The Interior Ministry is reviewing only a fraction of the 3,300 annual applications that the High Court requested it evaluate.

Sudanese and Eritreans in Israel protest their treatment in front of the Knesset (photo credit: MARC ISRAEL SELLEM/THE JERUSALEM POST)
Sudanese and Eritreans in Israel protest their treatment in front of the Knesset
(photo credit: MARC ISRAEL SELLEM/THE JERUSALEM POST)
The Interior Ministry continues to ignore Eritrean and Sudanese refugees’ applications for political asylum, despite the High Court’s 2015 request that it expedite such potentially life-saving protection, an NGO claims.
Reut Michaeli, an attorney and CEO of Hotline for Refugees and Migrants – which sent a brief to the court Monday to intervene in the matter – said Thursday the Anti-Infiltration Law is creating a humanitarian crisis.
The law presently allows the Interior Ministry to detain 3,360 of the approximately 38,000 African refugees at the Negev’s Holot Detention Facility, managed by the Israel Prison Service, for up to 12 months.
In January, over 1,000 refugees confined to the desert facility held a rally outside the Knesset to beseech the High Court for political asylum amid threats of deportation. Still, the number of application approvals by the ministry remain anemic.
“As of September 2016, two refugees from Sudan and eight from Eritrea have been recognized in Israel, while approximately 10,000 asylum applications are pending, of which 2,541 have been pending for over two years,” said Michaeli.
“Israel’s acceptance rate is lower than one-half of 1%, while in other countries, such as Germany, America and Britain, the refugee status acceptance rate – or complimentary protection for Eritrean and Sudanese refugees – is between 60%-90%.”
Following a 2015 intervention by the court requesting – but not legislating – that the ministry deliberate on thousands more applications within one year, the Population and Immigration Authority committed to review 3,300 annually.
However, Michaeli said over two years later only a fraction of that number has been reviewed.
“The court asked the state to prioritize the applications of those in detention, but most of the applications have not been reviewed,” she said.
“So, we went back to the court and said, ‘Listen, the ministry has made a commitment and they are not implementing their commitment. People are still waiting years for its decision on their applications.”
In the meantime, she said the migrants who are not in Holot live under the constant threat of deportation, unless they update their visas every month at overcrowded centers with extremely limited hours of operation.
“Israel needs to have a functioning, professional and transparent refugee status determination system,” said an exasperated Michaeli.
“It’s our moral and legal responsibility to recognize people who meet the standards of the Refugee Convention and grant them their rights.
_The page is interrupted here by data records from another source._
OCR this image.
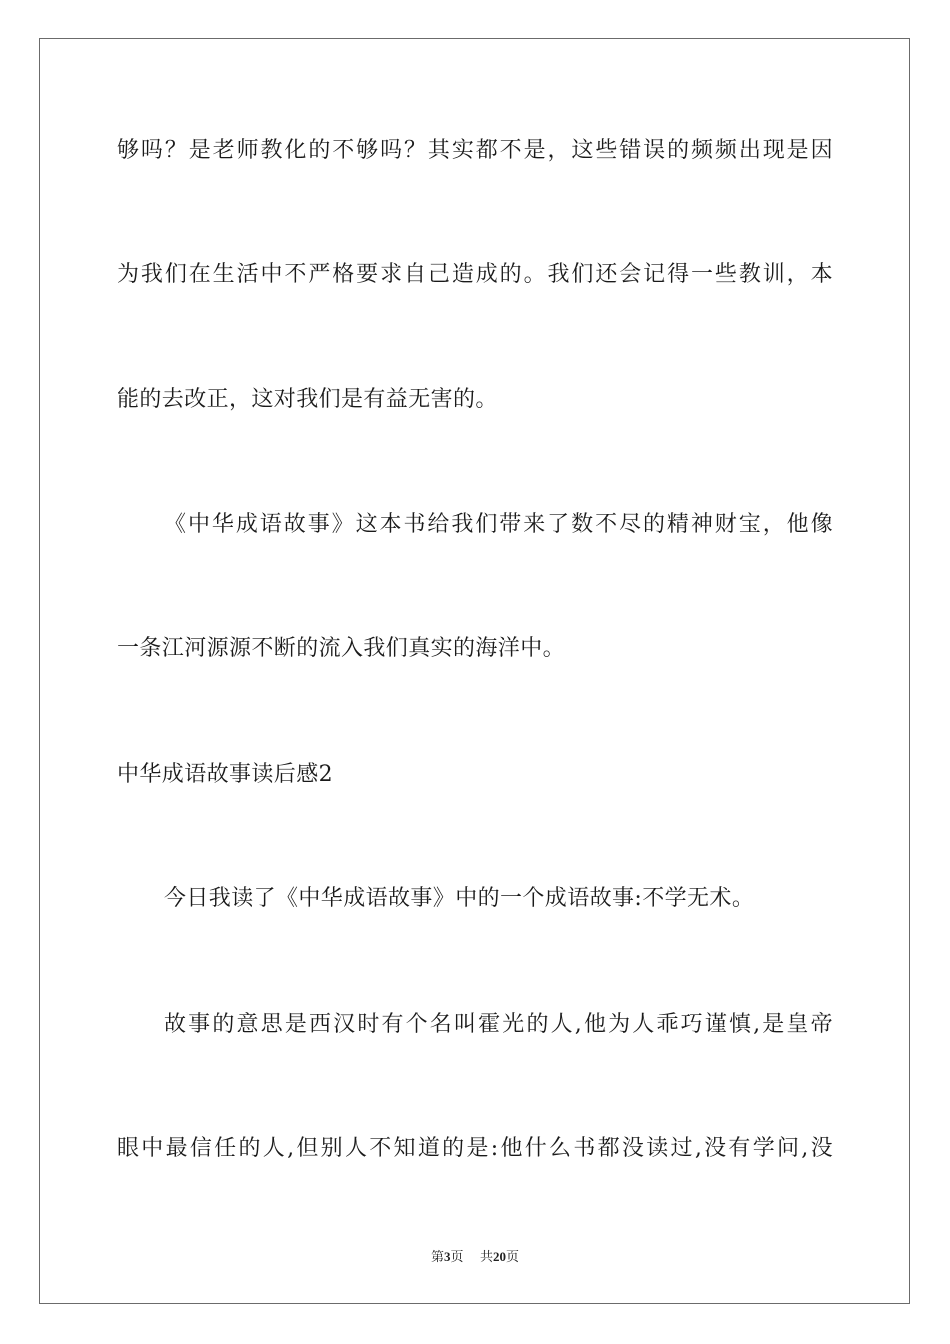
够吗？是老师教化的不够吗？其实都不是，这些错误的频频出现是因
为我们在生活中不严格要求自己造成的。我们还会记得一些教训，本
能的去改正，这对我们是有益无害的。
《中华成语故事》这本书给我们带来了数不尽的精神财宝，他像
一条江河源源不断的流入我们真实的海洋中。
中华成语故事读后感2
今日我读了《中华成语故事》中的一个成语故事:不学无术。
故事的意思是西汉时有个名叫霍光的人,他为人乖巧谨慎,是皇帝
眼中最信任的人,但别人不知道的是:他什么书都没读过,没有学问,没
第3页 共20页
So, we have requested that the High Court again intervene in the state’s actions.”
Moreover, the activist noted that since 2012 the number of African refugees in Israel dropped from 65,000 to 38,000 after asylum seekers left the country due to a pronounced lack of support.
 
“Many felt forced to leave because they feared the tension, and very few have come since,” she said.
“So, can anyone say that the Jewish State cannot absorb 38,000 people who fled from their countries of origin because their lives are in danger? Is this really a refugee country? These people deserve to have their applications checked.”
A spokesperson for the Interior Ministry’s Population and Immigration Authority did not return a request for comment.